The pace of construction of household toilets under Swachh Bharat and housing under PMAY-G illustrate the Yogi government’s focus on implementing Union government schemes. UP constructed 17.1 million household toilets between 2014-15 and 2019-20, taking the overall tally to 23.8 million in UP and 164.18 million nationally (see Figure 4.2). Revealingly, Modi began referring to these toilets as ‘Izzat Ghar’ or ‘House of Respect’ after seeing this title-plate on some toilets built in Varanasi in 2017. In a country where a lack of toilets has been one of the most obvious yet underrated of gender divides, this terminology for toilets specifically targeted women.
As Modi told an election rally in UP in 2019, ‘Modi’s campaigning is being done by that daughter in whose house a toilet was built under the Swachh Bharat Mission. For a young daughter, this was the making of an Izzat Ghar.’ The Women Factor: Housing and DBT Modi often says in his election speeches that ‘Modi’s campaign is being done by the poor brother and sister who, under Pradhan Mantri Awas Yojana got a pakka ghar [permanent house], got its keys and went there to stay.’ The PMAY-G was formally launched on 20 November 2016. By November 2020, a whopping 17.5 million houses had been sanctioned under this
scheme for the poor.
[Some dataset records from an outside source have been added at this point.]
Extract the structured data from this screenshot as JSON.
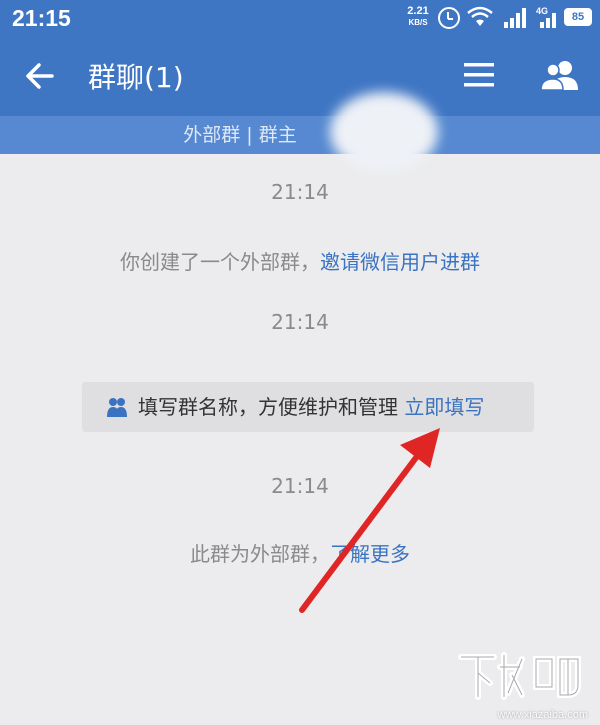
{
  "status_bar": {
    "time": "21:15",
    "speed_value": "2.21",
    "speed_unit": "KB/S",
    "network": "4G",
    "battery": "85"
  },
  "app_bar": {
    "title": "群聊(1)"
  },
  "sub_header": {
    "text": "外部群 | 群主"
  },
  "messages": [
    {
      "time": "21:14"
    },
    {
      "text": "你创建了一个外部群，",
      "link": "邀请微信用户进群"
    },
    {
      "time": "21:14"
    },
    {
      "text": "填写群名称，方便维护和管理",
      "link": "立即填写"
    },
    {
      "time": "21:14"
    },
    {
      "text": "此群为外部群，",
      "link": "了解更多"
    }
  ],
  "colors": {
    "header": "#3f76c4",
    "subheader": "#5689d1",
    "link": "#3a73c1",
    "annotation_arrow": "#e02525"
  },
  "watermark": {
    "logo": "下载吧",
    "url": "www.xiazaiba.com"
  }
}
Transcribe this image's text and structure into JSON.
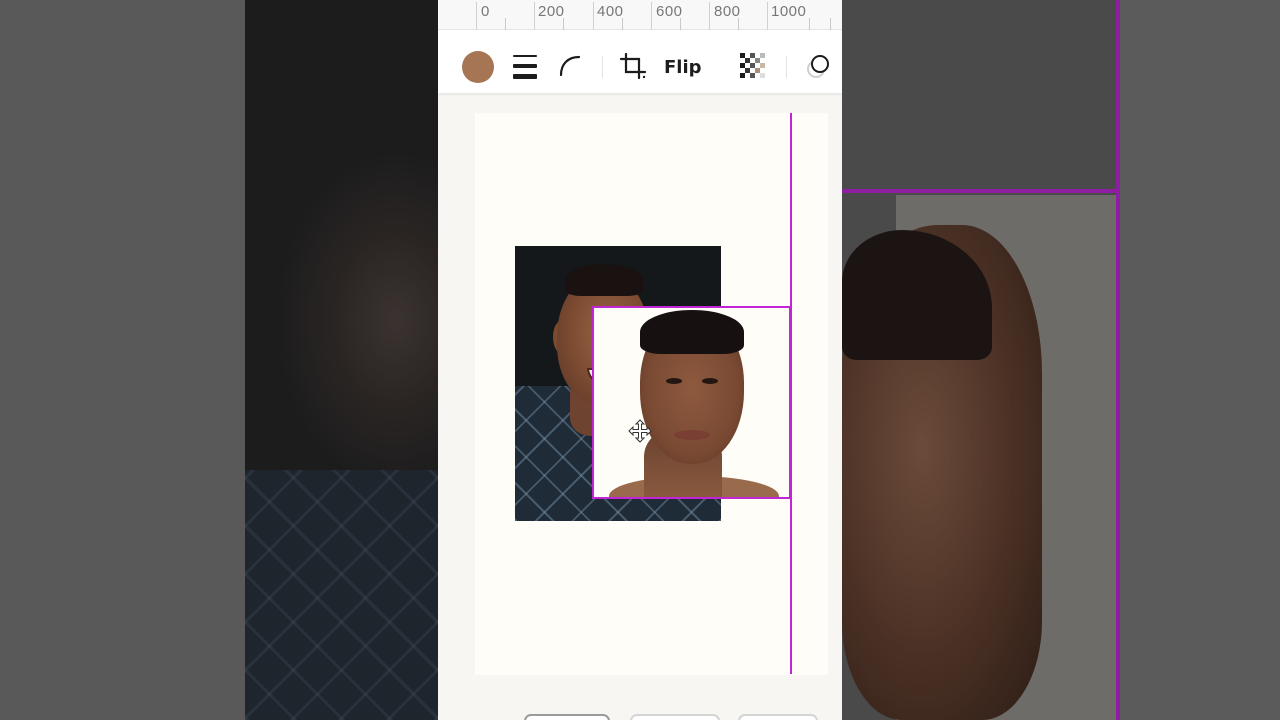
{
  "ruler": {
    "labels": [
      "0",
      "200",
      "400",
      "600",
      "800",
      "1000"
    ]
  },
  "toolbar": {
    "color_swatch": {
      "icon": "color-swatch",
      "color": "#a57554"
    },
    "border_weight": {
      "icon": "border-weight-icon"
    },
    "corner_rounding": {
      "icon": "corner-curve-icon"
    },
    "crop": {
      "icon": "crop-icon"
    },
    "flip_label": "Flip",
    "transparency": {
      "icon": "transparency-checker-icon"
    },
    "effects": {
      "icon": "shadow-effect-icon"
    }
  },
  "canvas": {
    "accent_color": "#c026d3",
    "page_color": "#fefdf8",
    "move_cursor_icon": "move-arrows-icon"
  }
}
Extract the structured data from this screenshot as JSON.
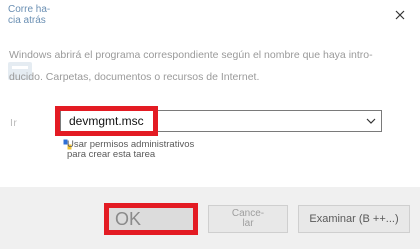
{
  "window": {
    "title": "Corre ha-\ncia atrás",
    "close_glyph": "✕"
  },
  "dialog": {
    "description": "Windows abrirá el programa correspondiente según el nombre que haya intro-\nducido. Carpetas, documentos o recursos de Internet.",
    "open_label": "Ir",
    "open_value": "devmgmt.msc",
    "admin_note": "Usar permisos administrativos\npara crear esta tarea"
  },
  "buttons": {
    "ok": "OK",
    "cancel": "Cance-\nlar",
    "browse": "Examinar (B ++...)"
  },
  "colors": {
    "highlight": "#e31b23",
    "title_text": "#6a8fb3"
  }
}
Over 12 million of these approved houses had already been constructed and over 1.6 million (1.4 million completed) were in UP. Just as with household toilets, these houses are not constructed by the state but funded by it.
Beneficiaries (those who lived in kaccha/dilapidated houses) received DBT of Rs 1,20,000 to build their own houses and were also entitled to receiving ninety days of unskilled labour under MGNREGS in a scheme that was funded in a 60:40 ratio by the Union and state governments.
Importantly, governmental policies ensured a good balance of minority groups and disadvantaged castes among the beneficiaries. Government data shows that 23.08 per cent of houses were sanctioned for STs, 21.7 per cent for SCs and 12.03 per cent for religious minorities during this period nationwide. In UP, over one-third of houses went to SCs and 11 per cent to minorities.
The BJP did not just focus on DBT schemes; it added an extra layer of political mobilisation using grassroots booth-level organisation structures. Crucially, most of the outreach to labharthees happened outside of election cycles. In effect, the party sangathan became the foundation for a new kind of system. This mobilisation around welfare was new. ‘We always had a sangathan,’ says Dinesh Sharma, deputy chief minister. ‘Now we added some new points to it.
BJP leaders are right to argue that they are not winning on Hindutva alone. As one official told me, ‘Many others came before with Hindutva. There was Swami Chinmayanand and others earlier. What happened to them? If it was only Hindutva, Yogi Adityanath would also have got wiped out.’ This is why, they told us, Hindutva is the ‘gati’, it was welfare that was the wheel. In this view, the BJP took major steps that transformed it into what the BJP’s second deputy chief minister KP Maurya called the ‘party of the poor’. As UP Deputy Chief Minister Dinesh Sharma put it, ‘Congress used to have a slogan, “Garibi Hatao” [Remove
Poverty]. Garibi did not go, the garib [poor] would go. Modiji gave a slogan to remove poverty and we have made visible progress, with poverty numbers going down.’